Jesus on The Good Life
About this series
Jesus was God-in-flesh. He was (and is) the purest, most loving and truth-filled human being the world has ever known. And yet what he taught, how he lived and the kingdom he inaugurated directly confronted the human culture in which he spent his years on earth. He was truly counter-cultural. And he is no less counter-cultural in every part of the world today.
To follow Jesus is to embark on a lifelong journey of counter-cultural transformation in which we can expect that being a disciple will lead us towards challenge, temptation and costly decisions at every turn. It’s to this that he calls every single person who follows him.
It’s a lifestyle:
That requires obedience to him above all else.
That will lead us into conflict with the world, the flesh and the devil.
That witnesses to the world of his greatness.

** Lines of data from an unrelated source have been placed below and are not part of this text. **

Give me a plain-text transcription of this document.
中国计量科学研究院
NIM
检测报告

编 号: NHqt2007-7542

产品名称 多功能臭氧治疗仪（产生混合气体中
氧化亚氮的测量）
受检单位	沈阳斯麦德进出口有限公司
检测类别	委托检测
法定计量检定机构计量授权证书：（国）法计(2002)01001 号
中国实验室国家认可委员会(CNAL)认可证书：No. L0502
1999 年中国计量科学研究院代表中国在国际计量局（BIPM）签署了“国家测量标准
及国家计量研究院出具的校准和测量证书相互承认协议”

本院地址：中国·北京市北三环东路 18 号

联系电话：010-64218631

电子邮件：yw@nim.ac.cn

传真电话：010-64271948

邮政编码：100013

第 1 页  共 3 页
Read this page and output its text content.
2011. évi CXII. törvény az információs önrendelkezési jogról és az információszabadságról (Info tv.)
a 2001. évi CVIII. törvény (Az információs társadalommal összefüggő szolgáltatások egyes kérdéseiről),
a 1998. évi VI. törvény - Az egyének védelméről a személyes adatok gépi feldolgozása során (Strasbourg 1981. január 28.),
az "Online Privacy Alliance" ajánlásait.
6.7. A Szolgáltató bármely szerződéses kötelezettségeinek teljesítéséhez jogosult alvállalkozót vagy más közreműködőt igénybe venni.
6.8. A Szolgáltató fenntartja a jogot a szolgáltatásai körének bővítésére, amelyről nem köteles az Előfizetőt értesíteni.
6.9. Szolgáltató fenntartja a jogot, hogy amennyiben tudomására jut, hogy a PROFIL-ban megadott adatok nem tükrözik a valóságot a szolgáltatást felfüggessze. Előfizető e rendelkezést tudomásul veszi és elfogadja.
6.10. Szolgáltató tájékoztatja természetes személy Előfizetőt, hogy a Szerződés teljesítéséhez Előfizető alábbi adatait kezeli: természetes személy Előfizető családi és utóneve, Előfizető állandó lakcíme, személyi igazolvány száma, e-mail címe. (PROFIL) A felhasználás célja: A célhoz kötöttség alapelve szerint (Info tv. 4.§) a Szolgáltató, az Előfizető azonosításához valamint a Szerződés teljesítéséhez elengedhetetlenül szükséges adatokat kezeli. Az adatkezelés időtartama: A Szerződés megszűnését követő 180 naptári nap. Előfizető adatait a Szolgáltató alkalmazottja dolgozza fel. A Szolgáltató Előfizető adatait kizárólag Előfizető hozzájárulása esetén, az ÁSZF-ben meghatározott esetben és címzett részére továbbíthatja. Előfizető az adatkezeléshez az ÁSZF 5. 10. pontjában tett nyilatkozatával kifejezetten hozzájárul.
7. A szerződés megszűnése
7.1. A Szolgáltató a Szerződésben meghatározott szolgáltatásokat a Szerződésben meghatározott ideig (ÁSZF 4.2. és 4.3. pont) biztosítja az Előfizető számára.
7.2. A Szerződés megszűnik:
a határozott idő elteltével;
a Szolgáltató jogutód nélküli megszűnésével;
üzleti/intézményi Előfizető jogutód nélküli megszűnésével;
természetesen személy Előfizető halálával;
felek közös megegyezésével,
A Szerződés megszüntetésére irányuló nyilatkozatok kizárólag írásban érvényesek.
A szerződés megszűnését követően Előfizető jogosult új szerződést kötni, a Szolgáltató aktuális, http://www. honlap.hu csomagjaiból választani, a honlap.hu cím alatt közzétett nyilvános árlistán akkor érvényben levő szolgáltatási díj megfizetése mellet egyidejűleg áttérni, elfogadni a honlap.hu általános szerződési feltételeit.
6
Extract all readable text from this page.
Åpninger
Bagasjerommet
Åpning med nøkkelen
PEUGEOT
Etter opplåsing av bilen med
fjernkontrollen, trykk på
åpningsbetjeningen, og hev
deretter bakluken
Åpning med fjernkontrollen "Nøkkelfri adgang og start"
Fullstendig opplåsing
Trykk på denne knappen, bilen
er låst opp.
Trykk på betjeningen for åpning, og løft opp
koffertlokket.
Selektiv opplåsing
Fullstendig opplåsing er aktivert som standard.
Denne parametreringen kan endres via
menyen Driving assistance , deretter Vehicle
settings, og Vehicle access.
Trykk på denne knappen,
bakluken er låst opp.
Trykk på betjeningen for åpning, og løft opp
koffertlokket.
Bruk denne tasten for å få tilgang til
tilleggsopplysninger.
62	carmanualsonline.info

The goal of the first series this year - Just Jesus - was to spend time specifically focussed on the person and work of Jesus. And the goal this time is again to look at Jesus - how he was (and is) counter-cultural. So we’ll be speaking about Jesus - showing how his teaching and actions were counter-cultural in his day and then applying it to our day. We’ll be asking how we submit to his words and live like him in a world where his values are so dramatically opposed to the values of our culture.
About this talk
Matthew 5:3-12
‘The Sermon on the Mount is the most complete delineation anywhere in the New Testament of the Christian counter-culture’ (John Stott). This famous sermon begins with Jesus issuing nine statements about the blessed life. It is crucial to rightly understand what it means to be “blessed.” Stott says, `It is seriously misleading to render ‘blessed’ to mean ‘happy’. For happiness is a subjective state, whereas Jesus is making an objective judgement about these people. He is declaring not what they may feel like (‘happy’), but what God thinks of them and what on that account they are: they are ‘blessed’.’
The nine characteristics are not so much a list of things to do to be blessed, but the types of people who are blessed. However, they represent essential attitudes expected of the person whose life is submitted to God.
It is clear that God is the one who bestows the blessings. Each of the first eight statements (vs 3-10) have a corresponding promise. The ninth statement also has a corresponding promise: “because great is your reward in heaven.” It is likely that all of these promises have both ‘now’ and ‘not yet’ dimensions, as is prominent in NT teaching.
In Jesus’ day
The good life, as defined by the majority of Jews, was seen as the prosperous life, the life honoured by the rest of one’s community, the life kept ‘pure’ by remaining separate from the unclean. Positive outward circumstances were believed to be evidence of God’s blessing and it was clear to all that God’s blessing had been withdrawn from those whose circumstances were negative. To understand this prevailing mindset, consider Job’s ‘comforters’ or the question asked by Jesus’ disciples in John 9:2: “Rabbi, who sinned, this man or his parents, that he was born blind?”
Jesus is saying in his statements that the blessed life is so much more than outward circumstances: the poor in spirit, those who mourn, the meek, etc are those who will know God’s presence and provision (both ‘now’ and ‘not yet’). The blessed life as Jesus sees it is defined purely in relation to how God views a person.
In our day
It doesn’t take much analysis of our 21st century culture to conclude that the good life is believed to be the full, prosperous life free from trouble or need. We’re trained to believe that more is better, that popularity is where significance comes from, that the blessed life is the comfortable one.
But Jesus’ words are a head-on challenge to a hedonistic world that promotes ease and self-fulfilment. He finishes with the counter-cultural statement: “Blessed are you when people insult you, persecute you and falsely say all kinds of evil against you because of me.” The promise attached to this blessing is also counter-cultural: “great is your reward in heaven.” It’s a future-oriented reward in contrast to our culture that believes you must get what you can now.